5/27/09

Endd

of school is soon, but it doesn't really feel like the end of the year at all, idk why but it doesn't. I think it's cos I still have all this work in school and cos my friends all dont really like me and I'm not sure I can clear all this shit up in a week.

5/24/09

Goooooddd,

Why the fuck is God so angry with me or something?
My bestfriend is leaving me.
I've lost two bestfriends this year.
Everyone thinks I'm annoying.
My ex-boyfriend hates me.
Our relationship was soo fake.
I miss my daddy.
My mom's working too hard.
I am stressed out.
I have so many problems.
I've been through too much crap.
God, you're unfair.
Everyone else seems to be loved so much.
They're all included in their groups of friends.
I seem to be all by myself.
God, where are you?
Are you here but maybe I just can't see you?
What am I doing wrong?
God, please help me.
Because I am very hurt right now.
Please fix me before I break.
God, I need you.

Happy bday Cynthia

May 13 2009

Highlights of this month..

Ugh.

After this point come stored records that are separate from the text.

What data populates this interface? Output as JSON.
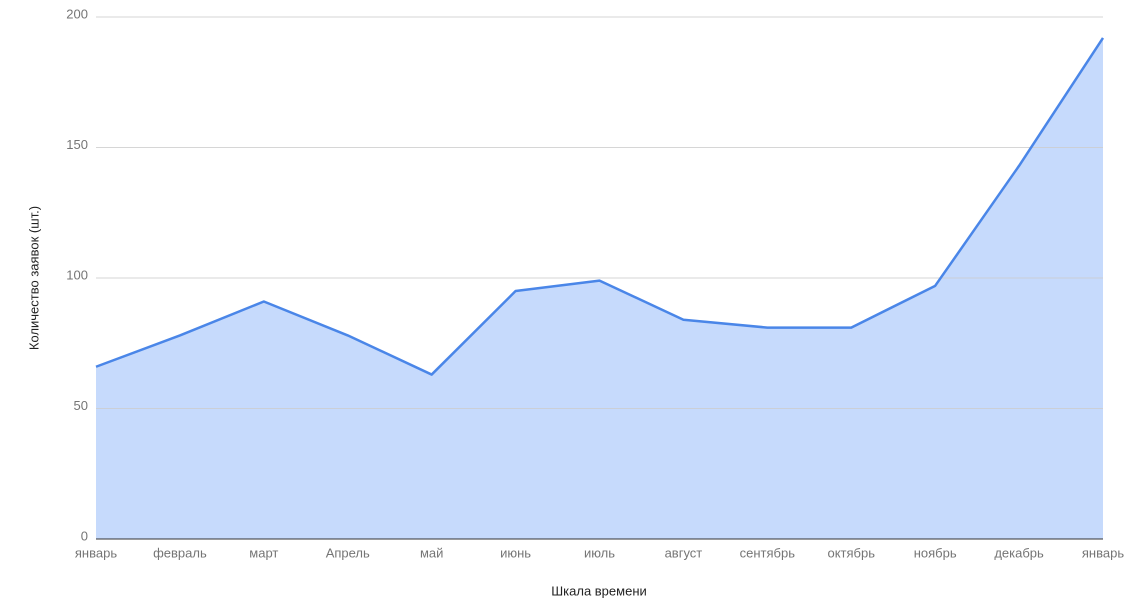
{
  "chart_data": {
    "type": "area",
    "x_label": "Шкала времени",
    "y_label": "Количество заявок (шт.)",
    "categories": [
      "январь",
      "февраль",
      "март",
      "Апрель",
      "май",
      "июнь",
      "июль",
      "август",
      "сентябрь",
      "октябрь",
      "ноябрь",
      "декабрь",
      "январь"
    ],
    "values": [
      66,
      78,
      91,
      78,
      63,
      95,
      99,
      84,
      81,
      81,
      97,
      143,
      192
    ],
    "color": "#4a86e8",
    "fill": "#c6dafc",
    "ylim": [
      0,
      200
    ],
    "yticks": [
      0,
      50,
      100,
      150,
      200
    ],
    "grid": true
  }
}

Like I said, this week I've had my problems,
and uhmmm well it wasnt all that bad this month.
I never really get to go on here on weekdays, so I'm updating for the month.
Spring Fling May 8
Sophia's bday party May 16
Community Service hours due May 27
VVV Spring Fling

Health is actually my favorite class weirdly.
It supposed to be boring, but its the best of all my classes.
VVV health

2.18.09

Happy Birthday Sophia,
Omg its funny, cos all the pictures we took at her party, Sophia's not in any of them.
Ahaha.

5/23/09

Hella Confused..

cos I really don't know anymore. This has been the worst week ever. This year sucked actually. And apparently cos everyone thinks I'm annoying. I don't know if my friends like me. I don't know if they want me there. Why does everyone hate me so much? It makes me sad. I'm not intentionally annoying. I'm now trying to be less annoying, but I just don't want to say anything cos I'm afraid people will be annoyed with me. I don't even know if I still am going to Jenny's going away party, because I won't feel welcome there anyways, at least I don't think. I've been trying to clear up my problems this week, but I still feel confused. I feel better now than I did a few days ago though, but I'm still in a mess. I have a lot of problems, I just really wanna find my place here.

5/17/09

Jenny's going away

partyyyy. I need to go dress shopping reallll bahhd. First of all, I need a casual dress to wear to school cos yeah, aand I need a formal one for Jenny's dinner at Cheesecake factory. Lol yes, I love dressing up. Can't wait till that day cos it'll be fun :D , but I wish that day would never come too cos they Jenny will be gone the next day after that, tears. :[

5/6/09

OHH

Btw, I got all my community service done. Ahahah, you wouldn't think I could finish it in two weeks, but I finished it in two weeks! I got tweeeenntayy hourss, and a haalffuh. Bam. Oh shahh. asdfjkl;
:]

Tears,

I'm sad. Jenny and Norma are moving to Monterey, and possibly Maggie is going to Laguna Creek. Plus, Cynthia is moving to McClatchy. Ughh, what a loss to my circle of friends. I'm excited to Jenny's going away dinner party thing cos we're gunna hella party, yayyy we get to dress up, mmhm, but I'm sad cos it means she's leaving the very next day after that, and she'll be gone. But we'll visit her and Norma of course. I'm hella sad cos Norma's my best and she would be the second best friend I lost this year. I don't really have a best friend anymore then. That's not good, yeah.